The premise illuminance calculations meet the primary quantitative requirement of achieving a specific illuminance level. In this regard, national and international standards provide recommendations on the required illuminance levels depending on the visual task zone and the application area.
Parameters for Space Classification
The key parameters to consider are: dimensions of the premise and the corresponding illuminance level, the type of luminaires being installed, the utilization and maintenance factors, the reflectance coefficients of walls and ceilings, the maintenance level, and the reference values from the technical specifications of the lighting equipment being installed.
Manufacturers provide detailed technical specifications for their luminaires, which include luminous flux, luminous efficacy, power consumption (which helps measure the energy efficiency of the luminaire), radiant power, and service life.
What Problems Arise Without Doing Lighting Design Calculations?
Without calculation, the industrial lighting operates “blindly,” which will always be more expensive than doing it right from the start.
- Insufficient lighting levels – reduced productivity and increased staff fatigue.
- Excessive energy consumption – installing excess capacity “just in case”.
- Uneven lighting – dark spots or glare that hinder work.
- Glare – impaired vision and risk of injury.
- Non-compliance with standards – issues with audits and workplace safety.
- Incorrect selection of luminaires – rapid wear or inefficient operation.
- Increased operating costs – frequent replacements and maintenance.

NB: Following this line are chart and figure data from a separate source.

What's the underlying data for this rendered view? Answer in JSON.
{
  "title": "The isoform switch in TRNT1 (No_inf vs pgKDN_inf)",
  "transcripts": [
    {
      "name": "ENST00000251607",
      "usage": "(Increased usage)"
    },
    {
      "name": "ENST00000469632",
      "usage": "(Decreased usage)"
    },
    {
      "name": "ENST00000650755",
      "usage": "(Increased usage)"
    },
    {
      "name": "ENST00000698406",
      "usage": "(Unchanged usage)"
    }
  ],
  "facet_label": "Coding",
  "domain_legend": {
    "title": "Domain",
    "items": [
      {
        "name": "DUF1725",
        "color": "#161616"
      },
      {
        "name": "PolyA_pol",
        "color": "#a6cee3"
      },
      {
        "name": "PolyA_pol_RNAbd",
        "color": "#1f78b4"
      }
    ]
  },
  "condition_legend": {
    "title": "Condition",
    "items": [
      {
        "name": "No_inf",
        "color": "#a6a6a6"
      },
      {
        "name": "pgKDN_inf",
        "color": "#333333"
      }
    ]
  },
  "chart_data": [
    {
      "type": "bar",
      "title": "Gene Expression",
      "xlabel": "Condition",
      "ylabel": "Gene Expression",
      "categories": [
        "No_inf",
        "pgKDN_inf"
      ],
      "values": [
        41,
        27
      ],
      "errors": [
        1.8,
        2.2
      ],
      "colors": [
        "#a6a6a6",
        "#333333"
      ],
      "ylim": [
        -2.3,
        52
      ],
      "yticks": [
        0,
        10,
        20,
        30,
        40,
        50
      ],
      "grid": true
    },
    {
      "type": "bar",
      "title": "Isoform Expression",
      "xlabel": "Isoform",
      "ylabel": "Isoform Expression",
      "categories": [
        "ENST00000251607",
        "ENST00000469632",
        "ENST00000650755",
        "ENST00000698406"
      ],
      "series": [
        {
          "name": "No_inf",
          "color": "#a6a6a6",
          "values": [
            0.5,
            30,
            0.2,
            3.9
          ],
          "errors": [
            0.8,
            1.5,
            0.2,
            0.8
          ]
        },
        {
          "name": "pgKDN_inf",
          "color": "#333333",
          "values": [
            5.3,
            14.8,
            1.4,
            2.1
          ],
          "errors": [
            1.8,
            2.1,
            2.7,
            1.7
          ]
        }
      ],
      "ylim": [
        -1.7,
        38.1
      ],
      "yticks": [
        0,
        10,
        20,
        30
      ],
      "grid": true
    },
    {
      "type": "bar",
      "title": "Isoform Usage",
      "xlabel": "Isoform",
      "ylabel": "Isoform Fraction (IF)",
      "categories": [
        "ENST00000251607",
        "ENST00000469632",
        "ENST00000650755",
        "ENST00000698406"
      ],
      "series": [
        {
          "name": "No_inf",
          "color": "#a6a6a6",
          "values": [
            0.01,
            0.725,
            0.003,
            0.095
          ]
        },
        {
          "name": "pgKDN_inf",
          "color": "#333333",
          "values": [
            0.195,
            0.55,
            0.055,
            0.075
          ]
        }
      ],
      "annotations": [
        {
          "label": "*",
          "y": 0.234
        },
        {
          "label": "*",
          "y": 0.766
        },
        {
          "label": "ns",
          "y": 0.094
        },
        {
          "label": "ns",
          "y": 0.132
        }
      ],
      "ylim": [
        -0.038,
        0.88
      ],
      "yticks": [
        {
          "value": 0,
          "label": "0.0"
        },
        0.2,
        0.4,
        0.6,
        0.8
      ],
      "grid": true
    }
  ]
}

- Ignoring the specifics of the space – lighting that is “not fit for purpose” (height, dust, moisture, etc.).
For Which Types of Facilities are Lighting Design Calculations Essential?
Lighting design calculation is a fundamental requirement for any facility where lighting affects safety, efficiency, and compliance with standards. Above all, it is mandatory for industrial facilities (workshops, warehouses, production lines), where the precision of work and working conditions directly depend on the level and quality of lighting.
Lighting design calculation is equally critical for office and commercial spaces where it ensures visual comfort, reduces staff fatigue, and helps comply with health and safety standards. For infrastructure and municipal facilities (streets, roads, parks, transportation hubs), the lighting design layout determines traffic safety and spatial orientation during nighttime hours.
Medical and educational facilities are a separate category where lighting has to meet stricter health requirements regarding uniformity, color rendering, and the absence of glare.
Facilities with increased security requirements (such as the power engineering, including substations, control centers, and critical infrastructure facilities) cannot afford any mistakes: even minor miscalculations can have systemic consequences.
Lighting design calculations are an essential part of the project documentation for new construction, renovation, or lighting upgrades. It is impossible to ensure either compliance with standards or the cost-effectiveness of the solution without it.